Le message de Miri Regev à Cannes fait partie de la propagande officielle de l'Etat d'Israël qui est martelée sous différentes formes. Dans cette version, la ministre israélienne veut « fêter
les 50 ans de la réunification de la ville » et « célébrer
les 50 ans de la réunification de Jérusalem », comme on
peut le lire sur de nombreux sites israéliens, comme The Times of
Israël, et pro-israéliens, à l'instar du site néo-conservateur
américain, Dreuz. Elle l'a avoué elle-même : « Cette année,
nous fêtons les 50 ans de la libération et de la
réunification de Jérusalem. Je suis fière de célébrer
cette date historique par le biais de l’art et de la mode. Je suis
heureuse que ce travail réalisé par le styliste israélien Aviad
Herman soit si émouvant et qu’il honore le beau statut de notre
capitale éternelle, Jérusalem ». Foutaises. Non mais, arrêtez de
dire des bêtises madame Regev, comme dirait le jeune prodige de
l'Elysée !
Sans
remonter à l'époque de Mathusalem et polémiquer stérilement, la
dite réunification de Jérusalem s'est faite au cours de la guerre
des Six Jours en 1967. Elle n'est pas reconnue par la communauté
internationale. Ainsi, Jérusalem-Est, sera forcément la capitale de la
Palestine. C'est la clé de voûte de la paix dans le conflit israélo-palestinien. Israël ne pourra
pas s'y opposer éternellement car la partie Est de la ville est
actuellement occupée, annexée et colonisée par Israël, en
violation de plusieurs résolutions du Conseil de sécurité des
Nations Unies et du droit international.
Alors
que Miri Regev était au ministère de la Culture depuis un moment,
l'Unesco -United Nations Educational, Scientific and
Cultural Organization- a adoptée au cours de l'Assemblée
plénière tenue le 18 octobre 2016, une résolution historique,
sur une proposition présentée par sept pays arabes (dont le Liban,
l'Egypte, l'Algérie et le Maroc), malgré l'opposition de six pays
(dont les Etats-Unis, la Grande-Bretagne et l'Allemagne), et
l'abstention de 26 pays (dont la France), qui est venue nous
rappeler une vérité fondamentale. Dans ce texte composé de 41
points, qui énumère toutes les violations culturelles commises par
l'Etat hébreux dans la ville, Israël est systématiquement
désigné par la « Puissance occupante » de
Jérusalem-Est. Les Israéliens feraient mieux d'en prendre acte au lieu de continuer à aggraver leur cas et à ternir leur image dans le monde.

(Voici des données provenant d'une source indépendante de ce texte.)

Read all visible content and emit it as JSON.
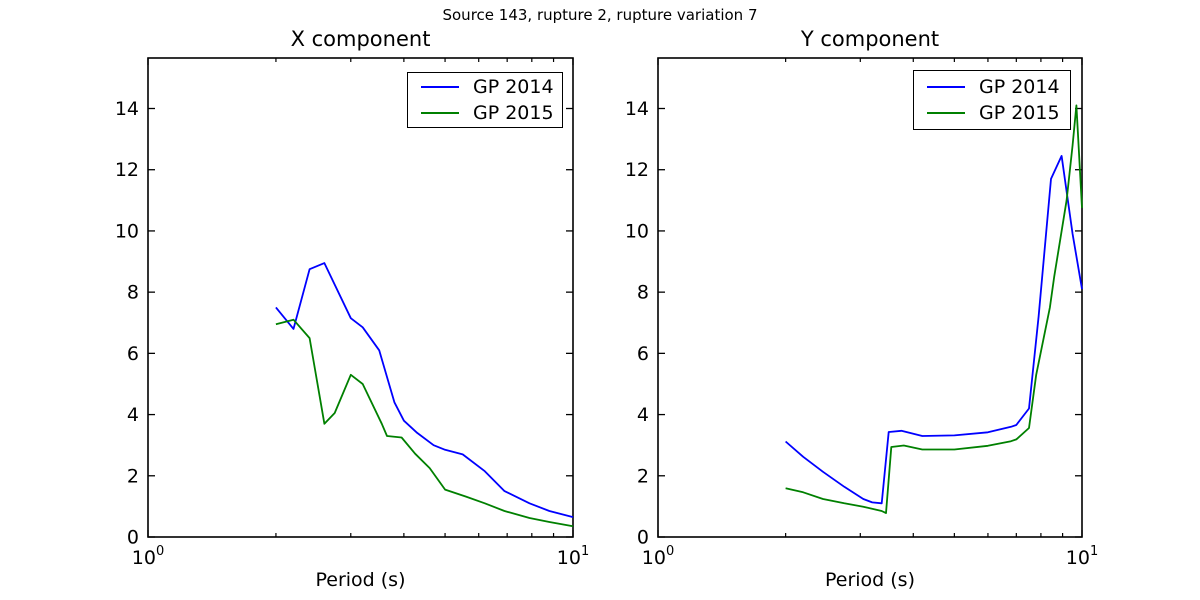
{
  "figure": {
    "suptitle": "Source 143, rupture 2, rupture variation 7",
    "background": "#ffffff",
    "axis_color": "#000000"
  },
  "chart_data": [
    {
      "type": "line",
      "title": "X component",
      "xlabel": "Period (s)",
      "xscale": "log",
      "xlim": [
        1,
        10
      ],
      "ylim": [
        0,
        15.65
      ],
      "yticks": [
        0,
        2,
        4,
        6,
        8,
        10,
        12,
        14
      ],
      "xtick_labels": [
        {
          "base": "10",
          "exp": "0"
        },
        {
          "base": "10",
          "exp": "1"
        }
      ],
      "xminor_ticks": [
        2,
        3,
        4,
        5,
        6,
        7,
        8,
        9
      ],
      "grid": false,
      "legend_position": "upper right",
      "series": [
        {
          "name": "GP 2014",
          "color": "#0000ff",
          "x": [
            2.0,
            2.2,
            2.4,
            2.6,
            3.0,
            3.2,
            3.5,
            3.8,
            4.0,
            4.3,
            4.7,
            5.0,
            5.5,
            6.2,
            6.9,
            7.9,
            8.8,
            10.0
          ],
          "y": [
            7.5,
            6.8,
            8.75,
            8.95,
            7.15,
            6.85,
            6.1,
            4.4,
            3.8,
            3.4,
            3.0,
            2.85,
            2.7,
            2.15,
            1.5,
            1.1,
            0.85,
            0.65
          ]
        },
        {
          "name": "GP 2015",
          "color": "#008000",
          "x": [
            2.0,
            2.2,
            2.4,
            2.6,
            2.75,
            3.0,
            3.2,
            3.55,
            3.65,
            3.95,
            4.25,
            4.6,
            5.0,
            5.6,
            6.2,
            6.9,
            7.9,
            8.8,
            10.0
          ],
          "y": [
            6.95,
            7.1,
            6.5,
            3.7,
            4.05,
            5.3,
            5.0,
            3.7,
            3.3,
            3.25,
            2.72,
            2.25,
            1.55,
            1.32,
            1.1,
            0.85,
            0.62,
            0.49,
            0.35
          ]
        }
      ]
    },
    {
      "type": "line",
      "title": "Y component",
      "xlabel": "Period (s)",
      "xscale": "log",
      "xlim": [
        1,
        10
      ],
      "ylim": [
        0,
        15.65
      ],
      "yticks": [
        0,
        2,
        4,
        6,
        8,
        10,
        12,
        14
      ],
      "xtick_labels": [
        {
          "base": "10",
          "exp": "0"
        },
        {
          "base": "10",
          "exp": "1"
        }
      ],
      "xminor_ticks": [
        2,
        3,
        4,
        5,
        6,
        7,
        8,
        9
      ],
      "grid": false,
      "legend_position": "upper right",
      "series": [
        {
          "name": "GP 2014",
          "color": "#0000ff",
          "x": [
            2.0,
            2.2,
            2.45,
            2.75,
            3.05,
            3.2,
            3.37,
            3.5,
            3.75,
            4.2,
            5.0,
            6.0,
            6.8,
            7.0,
            7.5,
            7.9,
            8.45,
            8.95,
            9.5,
            10.0
          ],
          "y": [
            3.12,
            2.62,
            2.13,
            1.64,
            1.24,
            1.13,
            1.1,
            3.43,
            3.47,
            3.3,
            3.32,
            3.42,
            3.6,
            3.66,
            4.2,
            7.2,
            11.7,
            12.45,
            9.9,
            8.1
          ]
        },
        {
          "name": "GP 2015",
          "color": "#008000",
          "x": [
            2.0,
            2.2,
            2.45,
            2.75,
            3.05,
            3.37,
            3.45,
            3.55,
            3.8,
            4.2,
            5.0,
            6.0,
            6.8,
            7.0,
            7.5,
            7.8,
            8.4,
            8.6,
            9.2,
            9.5,
            9.7,
            10.0
          ],
          "y": [
            1.59,
            1.46,
            1.24,
            1.1,
            0.99,
            0.85,
            0.78,
            2.94,
            2.99,
            2.86,
            2.86,
            2.98,
            3.13,
            3.19,
            3.56,
            5.3,
            7.5,
            8.5,
            11.0,
            12.8,
            14.1,
            10.75
          ]
        }
      ]
    }
  ]
}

Faire carrière dans Tsahal, puis être ministre de la Culture, et décider ensuite de porter une robe de Jérusalem pour venir enfin au Festival de Cannes parler d'art, de mode, de culture, d'émotion et d'honneur, non mais franchement, on ne pouvait pas faire mieux comme mode d'emploi pour devenir la risée du monde en un clin d'oeil. Chapeau!
Faire carrière dans Tsahal, puis être ministre de la Culture, et décider ensuite de porter une robe de Jérusalem pour venir enfin au Festival de Cannes parler d'art, de mode, de culture, d'émotion et d'honneur, non mais franchement, on ne pouvait pas faire mieux comme mode d'emploi pour devenir la risée du monde en un clin d'oeil. Chapeau!